I've managed to apply and then merge, so unless review discussions
find needs for updates, there is no need for immediate reroll, but
if you end up having to update these patches, it is a good idea to
rebase the topic on top of v2.47.0 that was released early this
week, as we are now entering a new development cycle.

Thanks.


>
> Han Young (3):
>   repack: pack everything into packfile
>   t0410: adapt tests to repack changes
>   partial-clone: update doc
>
>  Documentation/technical/partial-clone.txt |  16 +-
>  builtin/repack.c                          | 257 ++++++++++++----------
>  t/t0410-partial-clone.sh                  |  68 +-----
>  t/t5616-partial-clone.sh                  |   9 +-
>  4 files changed, 157 insertions(+), 193 deletions(-)
Junio C Hamano Oct. 8, 2024, 10:43 p.m. UTC | #2
Junio C Hamano <gitster@pobox.com> writes:

> I've managed to apply and then merge, so unless review discussions
> find needs for updates, there is no need for immediate reroll, but
> if you end up having to update these patches, it is a good idea to
> rebase the topic on top of v2.47.0 that was released early this
> week, as we are now entering a new development cycle.
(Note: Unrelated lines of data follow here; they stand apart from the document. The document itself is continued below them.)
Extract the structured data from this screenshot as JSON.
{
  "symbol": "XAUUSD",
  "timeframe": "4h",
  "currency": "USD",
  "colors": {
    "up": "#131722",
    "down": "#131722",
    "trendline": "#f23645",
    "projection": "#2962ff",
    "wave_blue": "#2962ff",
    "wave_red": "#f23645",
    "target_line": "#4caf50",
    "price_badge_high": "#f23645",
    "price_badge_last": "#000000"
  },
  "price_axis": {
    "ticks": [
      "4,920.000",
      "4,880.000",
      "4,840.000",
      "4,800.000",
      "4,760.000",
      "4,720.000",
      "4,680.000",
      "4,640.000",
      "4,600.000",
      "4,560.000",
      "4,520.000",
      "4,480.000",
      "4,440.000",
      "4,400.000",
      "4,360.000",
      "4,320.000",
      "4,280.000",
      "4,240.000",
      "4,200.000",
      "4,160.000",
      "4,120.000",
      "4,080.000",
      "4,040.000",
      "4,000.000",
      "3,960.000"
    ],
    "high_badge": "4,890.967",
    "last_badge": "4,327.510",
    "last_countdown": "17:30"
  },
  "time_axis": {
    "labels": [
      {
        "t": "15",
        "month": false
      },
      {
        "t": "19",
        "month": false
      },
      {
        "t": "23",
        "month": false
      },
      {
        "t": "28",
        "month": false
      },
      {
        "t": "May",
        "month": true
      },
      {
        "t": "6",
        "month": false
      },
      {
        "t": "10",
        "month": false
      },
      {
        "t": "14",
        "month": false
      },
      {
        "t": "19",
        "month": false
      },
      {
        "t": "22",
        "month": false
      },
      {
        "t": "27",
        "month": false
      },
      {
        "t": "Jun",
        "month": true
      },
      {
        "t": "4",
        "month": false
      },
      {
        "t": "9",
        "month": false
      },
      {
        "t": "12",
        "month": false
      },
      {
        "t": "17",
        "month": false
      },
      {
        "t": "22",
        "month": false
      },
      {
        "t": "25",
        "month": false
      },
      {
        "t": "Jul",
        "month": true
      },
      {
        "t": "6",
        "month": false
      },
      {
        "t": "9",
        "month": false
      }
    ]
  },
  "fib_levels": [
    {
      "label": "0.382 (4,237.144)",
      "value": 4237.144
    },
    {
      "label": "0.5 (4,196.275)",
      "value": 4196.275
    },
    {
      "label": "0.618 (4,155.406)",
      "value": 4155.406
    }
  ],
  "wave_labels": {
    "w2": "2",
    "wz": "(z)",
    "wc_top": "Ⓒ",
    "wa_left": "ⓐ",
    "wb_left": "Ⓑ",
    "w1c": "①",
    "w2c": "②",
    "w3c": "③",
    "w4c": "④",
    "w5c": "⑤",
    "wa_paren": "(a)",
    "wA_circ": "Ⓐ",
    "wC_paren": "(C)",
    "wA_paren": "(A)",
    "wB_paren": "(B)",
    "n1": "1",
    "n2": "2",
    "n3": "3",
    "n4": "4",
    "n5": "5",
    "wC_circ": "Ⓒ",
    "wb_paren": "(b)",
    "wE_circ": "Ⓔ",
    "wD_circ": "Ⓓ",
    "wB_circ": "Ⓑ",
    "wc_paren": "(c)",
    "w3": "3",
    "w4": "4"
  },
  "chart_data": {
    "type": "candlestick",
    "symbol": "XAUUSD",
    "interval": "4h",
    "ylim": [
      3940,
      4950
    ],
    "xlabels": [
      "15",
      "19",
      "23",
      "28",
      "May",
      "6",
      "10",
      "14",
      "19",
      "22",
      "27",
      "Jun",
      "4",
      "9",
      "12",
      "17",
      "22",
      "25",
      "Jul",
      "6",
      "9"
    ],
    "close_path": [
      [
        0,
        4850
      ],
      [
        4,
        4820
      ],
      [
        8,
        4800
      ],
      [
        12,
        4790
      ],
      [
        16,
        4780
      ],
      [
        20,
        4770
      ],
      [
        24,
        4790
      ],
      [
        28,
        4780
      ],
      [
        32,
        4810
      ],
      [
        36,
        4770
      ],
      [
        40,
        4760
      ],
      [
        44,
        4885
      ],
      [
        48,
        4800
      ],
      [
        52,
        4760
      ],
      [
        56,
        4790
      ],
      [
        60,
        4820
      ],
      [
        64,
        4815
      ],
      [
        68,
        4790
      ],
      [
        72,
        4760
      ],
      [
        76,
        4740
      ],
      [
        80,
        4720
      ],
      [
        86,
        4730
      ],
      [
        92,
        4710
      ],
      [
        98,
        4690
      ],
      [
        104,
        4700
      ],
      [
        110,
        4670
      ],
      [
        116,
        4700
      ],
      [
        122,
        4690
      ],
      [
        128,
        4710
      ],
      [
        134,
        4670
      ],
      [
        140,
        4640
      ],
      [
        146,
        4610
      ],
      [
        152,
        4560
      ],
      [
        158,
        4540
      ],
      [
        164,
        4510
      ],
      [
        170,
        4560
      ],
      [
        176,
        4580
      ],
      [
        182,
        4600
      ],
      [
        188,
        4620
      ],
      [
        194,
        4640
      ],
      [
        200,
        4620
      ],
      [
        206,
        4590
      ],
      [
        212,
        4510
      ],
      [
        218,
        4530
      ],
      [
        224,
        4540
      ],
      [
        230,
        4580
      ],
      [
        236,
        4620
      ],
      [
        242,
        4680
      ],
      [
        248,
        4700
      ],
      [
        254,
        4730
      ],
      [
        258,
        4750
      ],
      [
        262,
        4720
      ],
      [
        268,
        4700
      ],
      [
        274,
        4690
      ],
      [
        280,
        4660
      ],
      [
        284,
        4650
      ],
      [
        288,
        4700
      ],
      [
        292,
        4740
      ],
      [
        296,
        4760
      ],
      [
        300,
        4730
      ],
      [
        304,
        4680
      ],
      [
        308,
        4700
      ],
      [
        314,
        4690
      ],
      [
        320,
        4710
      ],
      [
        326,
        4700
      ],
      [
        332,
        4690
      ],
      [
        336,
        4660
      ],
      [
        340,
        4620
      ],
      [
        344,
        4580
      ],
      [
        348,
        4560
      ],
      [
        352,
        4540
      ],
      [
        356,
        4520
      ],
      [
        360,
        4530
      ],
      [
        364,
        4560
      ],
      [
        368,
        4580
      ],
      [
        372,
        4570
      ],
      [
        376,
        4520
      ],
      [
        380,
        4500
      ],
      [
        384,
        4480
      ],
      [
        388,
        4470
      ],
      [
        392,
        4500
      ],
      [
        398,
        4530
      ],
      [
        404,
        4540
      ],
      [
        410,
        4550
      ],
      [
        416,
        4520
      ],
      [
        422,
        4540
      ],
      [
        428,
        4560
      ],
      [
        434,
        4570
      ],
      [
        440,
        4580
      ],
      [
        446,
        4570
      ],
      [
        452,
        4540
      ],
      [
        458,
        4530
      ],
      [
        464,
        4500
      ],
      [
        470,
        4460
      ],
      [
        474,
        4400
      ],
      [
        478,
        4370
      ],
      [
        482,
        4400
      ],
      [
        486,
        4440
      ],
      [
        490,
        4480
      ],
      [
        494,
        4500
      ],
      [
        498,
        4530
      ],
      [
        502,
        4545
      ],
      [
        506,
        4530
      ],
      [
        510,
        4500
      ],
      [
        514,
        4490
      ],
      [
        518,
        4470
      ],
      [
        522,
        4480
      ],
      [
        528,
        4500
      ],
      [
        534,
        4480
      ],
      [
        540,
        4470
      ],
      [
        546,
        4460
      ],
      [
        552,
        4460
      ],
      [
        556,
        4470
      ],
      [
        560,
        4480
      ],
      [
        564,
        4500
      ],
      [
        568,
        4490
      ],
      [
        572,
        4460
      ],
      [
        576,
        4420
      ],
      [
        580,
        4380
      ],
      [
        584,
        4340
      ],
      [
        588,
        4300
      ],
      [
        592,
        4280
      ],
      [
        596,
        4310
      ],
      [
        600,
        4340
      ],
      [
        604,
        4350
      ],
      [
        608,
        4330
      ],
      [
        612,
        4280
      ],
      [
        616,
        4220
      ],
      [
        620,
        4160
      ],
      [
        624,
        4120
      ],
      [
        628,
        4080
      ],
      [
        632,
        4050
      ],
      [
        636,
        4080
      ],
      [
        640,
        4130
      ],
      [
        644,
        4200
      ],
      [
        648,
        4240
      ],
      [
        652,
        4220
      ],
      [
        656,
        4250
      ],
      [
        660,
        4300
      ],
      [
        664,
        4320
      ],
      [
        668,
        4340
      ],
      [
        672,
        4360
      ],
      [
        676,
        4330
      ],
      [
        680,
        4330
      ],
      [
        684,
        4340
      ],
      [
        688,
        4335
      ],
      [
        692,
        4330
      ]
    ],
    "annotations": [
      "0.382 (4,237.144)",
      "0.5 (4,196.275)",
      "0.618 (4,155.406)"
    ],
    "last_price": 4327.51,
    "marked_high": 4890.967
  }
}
When merged to the tip of 'seen', it seems to break t5710.  It might
be due to mismerge, but can you check on your end?

Thanks.
Han Young Oct. 9, 2024, 6:31 a.m. UTC | #3
On Wed, Oct 9, 2024 at 5:57 AM Junio C Hamano <gitster@pobox.com> wrote:

> > Packing local objects into promisor packfiles means that it is no longer
> > possible to detect if an object is missing due to repository corruption
> > or because we need to fetch it from a promisor remote.
>
> Is it true that without doing this, we can tell between these two
> cases, though?  More importantly, even if it is true, would there be
> a practical difference?
>
> In the sample scenario used in [1/3] where you created C2/T2/B2 on
> top of C1/T1/B1 (which came from a promisor remote), somebody else
> built C3/T3/B3 on top, and it came back from the promisor remote,
> you could lose 3's objects and 1's objects and they can be refetched
> but even if you lose 2's objects, since 3's objects are building on
> top of them, you should be able to fetch them from the promisor
> remote just like objects from 1 and 3, no?  So strictly speaking,
> missing 2's objects may be "repository corruption" while missing 1's
> and 3's objects may not be, would there be a practical use for that
> information?

 Some code path does check if the missing object is promisor object before
 lazy fetching, `--missing=` does this check.
But in that case, C2 is also a promisor object, the check would pass.
There are no partial clone filter that omits commits, missing commit will
always result in error. And even if we do report "repository corruption",
the best course of action is still try to fetching them.
So, no. I don't think there are practical uses for that information


> These patches are based on the tip of master before 365529e1 (Merge
> branch 'ps/leakfixes-part-7', 2024-10-02), which will give mildly
> annoying conflicts when merged to 'seen'.
>
> I've managed to apply and then merge, so unless review discussions
> find needs for updates, there is no need for immediate reroll, but
> if you end up having to update these patches, it is a good idea to
> rebase the topic on top of v2.47.0 that was released early this
> week, as we are now entering a new development cycle.

Thanks, I will rebase to master and see if any other tests break.